Paper: Flexible Performant GEMM Kernels on GPUs


Thomas Faingnaert, Tim Besard, Bjorn De Sutter

General Matrix Multiplication or GEMM kernels take center place in high performance computing and machine learning. Recent NVIDIA GPUs include GEMM accelerators, such as NVIDIA’s Tensor Cores. In this paper we show how it is possible to program these accelerators from Julia, and present abstractions and interfaces that allow to do so efficiently without sacrificing performance.

A pre-print of the paper has been published on arXiv: arXiv:2009.12263.
The source code can be found on GitHub: thomasfaingnaert/GemmKernels.jl.

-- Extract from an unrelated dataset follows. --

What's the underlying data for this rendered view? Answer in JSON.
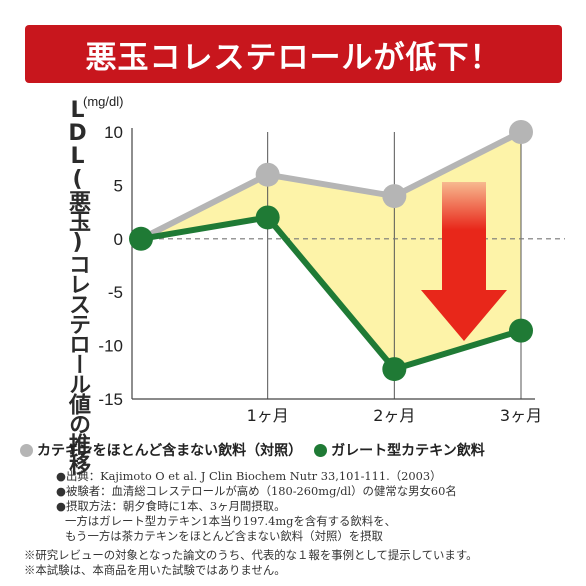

With the APIs from GemmKernels.jl, it is possible to instantiate GEMM kernels that perform in the same ball park as, and sometimes even outperform state-of-the-art libraries like CUBLAS and CUTLASS. For example, performing a mixed-precision multiplication of two 16-bit matrixes into a 32-bit accumulator (on different combinations of layouts):

Performance of mixed-precision GEMM

The APIs are also highly flexible and allow customization of each step, e.g., to apply the activation function max(x, 0) for implementing a rectified linear unit (ReLU):

a = CuArray(rand(Float16, (M, K)))
b = CuArray(rand(Float16, (K, N)))
c = CuArray(rand(Float32, (M, N)))
d = similar(c)

conf = GemmKernels.get_config(
    gemm_shape = (M = M, N = N, K = K),
    operator = Operator.WMMAOp{16, 16, 16},
    global_a_layout = Layout.AlignedColMajor{Float16},
    global_c_layout = Layout.AlignedColMajor{Float32})

GemmKernels.matmul(
    a, b, c, d, conf;
    transform_regs_to_shared_d = Transform.Elementwise(x -> max(x, 0)))

The GemmKernels.jl framework is written entirely in Julia, demonstrating the high-performance GPU programming capabilities of this language, but at the same time keeping the research accessible and easy to modify or repurpose by other Julia developers.